Retailers have also had to adapt to fluctuations in demand and changes to the goods people are looking to buy. Few lives remain unchanged by the pandemic, after all. But in the rush to adapt to new needs, retailers mustn’t lose sight of what customers value.

For shoppers, there are plenty of advantages when it comes to ecommerce. Not least an almost endless choice of goods, and access to fast, simple payment methods. Shopping from the comfort of home quickly and easily, at any time of day or night, all while browsing editorial content and online advice for inspiration and to make more informed buying decisions are all highly valued.

But there are still some areas where online falls short, compared to the High Street. And it’s these that retailers should focus attention on as we emerge out of lockdown.

For example, returns. Free and easy returns are a staple of online retail. They’re the table stakes, especially in categories which see a high volume of returns such as fashion and footwear. 

But they are still an area customers find difficult. Our January research told us that returning items bought online is still time-consuming and a hassle, given lockdown restrictions. As a result, UK shoppers were sitting on a backlog of goods waiting to be returned to retailers with a value of some £2.4 billion. 

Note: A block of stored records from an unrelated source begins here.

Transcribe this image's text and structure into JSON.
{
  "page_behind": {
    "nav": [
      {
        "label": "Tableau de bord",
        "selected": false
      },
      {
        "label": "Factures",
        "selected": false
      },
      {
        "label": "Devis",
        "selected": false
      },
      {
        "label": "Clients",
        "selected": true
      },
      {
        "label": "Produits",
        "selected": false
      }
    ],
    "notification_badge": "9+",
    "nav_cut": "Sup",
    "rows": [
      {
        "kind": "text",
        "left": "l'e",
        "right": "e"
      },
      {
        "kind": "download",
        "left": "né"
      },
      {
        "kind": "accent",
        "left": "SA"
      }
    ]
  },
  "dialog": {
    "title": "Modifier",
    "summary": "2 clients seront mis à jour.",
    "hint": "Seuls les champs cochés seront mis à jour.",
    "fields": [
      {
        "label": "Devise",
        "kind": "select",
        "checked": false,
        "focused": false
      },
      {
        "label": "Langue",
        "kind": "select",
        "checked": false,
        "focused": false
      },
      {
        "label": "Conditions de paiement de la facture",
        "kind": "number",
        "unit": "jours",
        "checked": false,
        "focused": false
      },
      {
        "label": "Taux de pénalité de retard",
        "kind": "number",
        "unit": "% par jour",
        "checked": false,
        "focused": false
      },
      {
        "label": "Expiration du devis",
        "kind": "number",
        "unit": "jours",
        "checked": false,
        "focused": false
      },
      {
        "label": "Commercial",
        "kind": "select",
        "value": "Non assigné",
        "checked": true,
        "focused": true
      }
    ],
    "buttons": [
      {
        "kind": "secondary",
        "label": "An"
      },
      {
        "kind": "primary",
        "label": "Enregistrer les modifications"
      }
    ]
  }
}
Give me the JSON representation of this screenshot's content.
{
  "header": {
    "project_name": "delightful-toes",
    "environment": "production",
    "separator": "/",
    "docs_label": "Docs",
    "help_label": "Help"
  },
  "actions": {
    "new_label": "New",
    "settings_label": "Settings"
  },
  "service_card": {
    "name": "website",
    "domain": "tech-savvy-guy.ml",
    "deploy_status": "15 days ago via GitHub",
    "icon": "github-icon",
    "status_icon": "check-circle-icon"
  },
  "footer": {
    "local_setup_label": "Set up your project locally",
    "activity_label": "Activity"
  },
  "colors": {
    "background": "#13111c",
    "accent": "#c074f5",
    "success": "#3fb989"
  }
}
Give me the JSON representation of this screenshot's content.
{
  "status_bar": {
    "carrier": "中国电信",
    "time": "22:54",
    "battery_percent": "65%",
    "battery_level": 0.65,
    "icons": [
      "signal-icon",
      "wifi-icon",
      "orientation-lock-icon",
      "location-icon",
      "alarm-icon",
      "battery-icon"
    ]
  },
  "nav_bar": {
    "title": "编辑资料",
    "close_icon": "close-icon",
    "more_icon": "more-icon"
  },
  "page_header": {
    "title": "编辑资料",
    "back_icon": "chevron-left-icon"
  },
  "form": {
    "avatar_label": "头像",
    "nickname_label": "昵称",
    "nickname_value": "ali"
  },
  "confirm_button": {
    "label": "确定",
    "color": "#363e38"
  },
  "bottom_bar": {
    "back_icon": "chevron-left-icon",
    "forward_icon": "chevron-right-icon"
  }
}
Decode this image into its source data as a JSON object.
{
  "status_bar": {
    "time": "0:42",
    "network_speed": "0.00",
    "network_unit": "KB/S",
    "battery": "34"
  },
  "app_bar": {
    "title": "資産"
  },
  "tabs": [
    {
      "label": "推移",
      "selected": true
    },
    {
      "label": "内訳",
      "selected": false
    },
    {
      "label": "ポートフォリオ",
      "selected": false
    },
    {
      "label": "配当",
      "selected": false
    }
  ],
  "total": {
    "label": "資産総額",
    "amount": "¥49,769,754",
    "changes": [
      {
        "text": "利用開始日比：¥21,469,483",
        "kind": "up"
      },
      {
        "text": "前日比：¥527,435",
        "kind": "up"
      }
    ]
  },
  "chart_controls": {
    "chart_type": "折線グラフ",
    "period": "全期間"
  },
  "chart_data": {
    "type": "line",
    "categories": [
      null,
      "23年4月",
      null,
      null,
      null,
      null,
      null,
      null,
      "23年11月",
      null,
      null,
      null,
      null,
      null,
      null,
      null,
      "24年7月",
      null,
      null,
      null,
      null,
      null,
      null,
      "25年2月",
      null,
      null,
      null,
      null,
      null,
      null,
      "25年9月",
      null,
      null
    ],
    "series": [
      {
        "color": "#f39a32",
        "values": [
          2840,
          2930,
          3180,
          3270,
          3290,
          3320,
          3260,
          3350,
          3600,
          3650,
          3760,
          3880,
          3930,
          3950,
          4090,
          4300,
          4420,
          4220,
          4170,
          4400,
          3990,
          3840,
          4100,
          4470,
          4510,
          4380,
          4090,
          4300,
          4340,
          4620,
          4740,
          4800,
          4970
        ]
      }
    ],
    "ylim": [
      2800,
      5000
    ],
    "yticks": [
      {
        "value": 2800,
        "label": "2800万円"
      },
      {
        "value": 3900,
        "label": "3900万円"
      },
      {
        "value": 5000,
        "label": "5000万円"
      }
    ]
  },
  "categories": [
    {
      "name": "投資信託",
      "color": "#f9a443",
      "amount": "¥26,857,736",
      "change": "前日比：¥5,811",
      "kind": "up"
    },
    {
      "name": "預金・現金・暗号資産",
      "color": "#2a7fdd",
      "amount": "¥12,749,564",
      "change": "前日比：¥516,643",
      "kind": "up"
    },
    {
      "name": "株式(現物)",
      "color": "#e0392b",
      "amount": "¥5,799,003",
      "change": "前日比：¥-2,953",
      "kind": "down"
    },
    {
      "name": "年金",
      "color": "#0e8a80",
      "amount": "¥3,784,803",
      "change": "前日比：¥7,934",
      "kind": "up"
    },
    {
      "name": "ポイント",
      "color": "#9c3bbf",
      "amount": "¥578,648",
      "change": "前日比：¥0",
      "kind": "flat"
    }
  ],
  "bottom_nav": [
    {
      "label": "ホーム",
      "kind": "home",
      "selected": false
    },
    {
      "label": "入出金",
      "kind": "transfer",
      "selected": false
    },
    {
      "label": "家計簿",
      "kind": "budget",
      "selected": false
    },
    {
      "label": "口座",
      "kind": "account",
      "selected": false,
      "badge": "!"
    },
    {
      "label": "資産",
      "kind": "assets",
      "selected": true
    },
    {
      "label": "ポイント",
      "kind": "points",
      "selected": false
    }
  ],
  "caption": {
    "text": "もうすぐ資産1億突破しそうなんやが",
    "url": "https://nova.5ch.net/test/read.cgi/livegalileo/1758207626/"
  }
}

For all the perks of online, there are still better experiences available on the High Street, where goods can be easily exchanged or refunds obtained quickly when making returns. And, of course, when buying items here people get them immediately, without waiting for delivery.

These emotional, experiential and instant real-life transactions have not been forgotten by consumers when they shop online or the benefits of them are being sacrificed. 

Make no mistake, there is the opportunity to do better. If online retailers want to keep the additional customers they’ve gained during lockdown, the race is on to develop a more High Street-like and better experience online in these areas. 

To do this, they need to leverage new infrastructure. 

For example, newer types of self-service, out of home delivery options must be more widely adopted by retailers, including lockers and parcel shops. These support the easy collection and return of items on customers’ terms. Next generation delivery can’t depend on people being at home or at work to take receipt of deliveries; it means facilitating delivery and returns around their lives and giving them the power to undertake these where and when they want.

New and innovative payment methods, that support immediate fund transfers and credit, will also help. Our research shows a huge appetite for faster refunds when returning goods. People are more cautious about spending whilst they are waiting for a refund on goods they’ve returned to a retailer. So the quicker and easier retailers can make the returns process, the better for everyone.

A bigger emphasis on leveraging local inventory – specifically store stock – to drive faster delivery, especially in urban areas, is also needed. Much like the dark kitchens that support food delivery in cities, we can expect to see greater reliance on retail stock to support faster fulfilment and returns. 

Underpinning all of this is a need to build a more sustainable ecommerce operation, one that takes into account pollution, congestion and packaging. While ecommerce has been even more important during restrictions around Covid, it’s equally evident that the quantity of home deliveries currently happening just isn’t sustainable – the impact on the environment and local communities is too great.

We are seeing a structural shift and world order take shape in retail, the winners as always are likely to be those who embrace it. It’s time for online retailers to go even further with convenience. As such incredible touchpoints with a brand, areas like delivery and returns are too important to get wrong.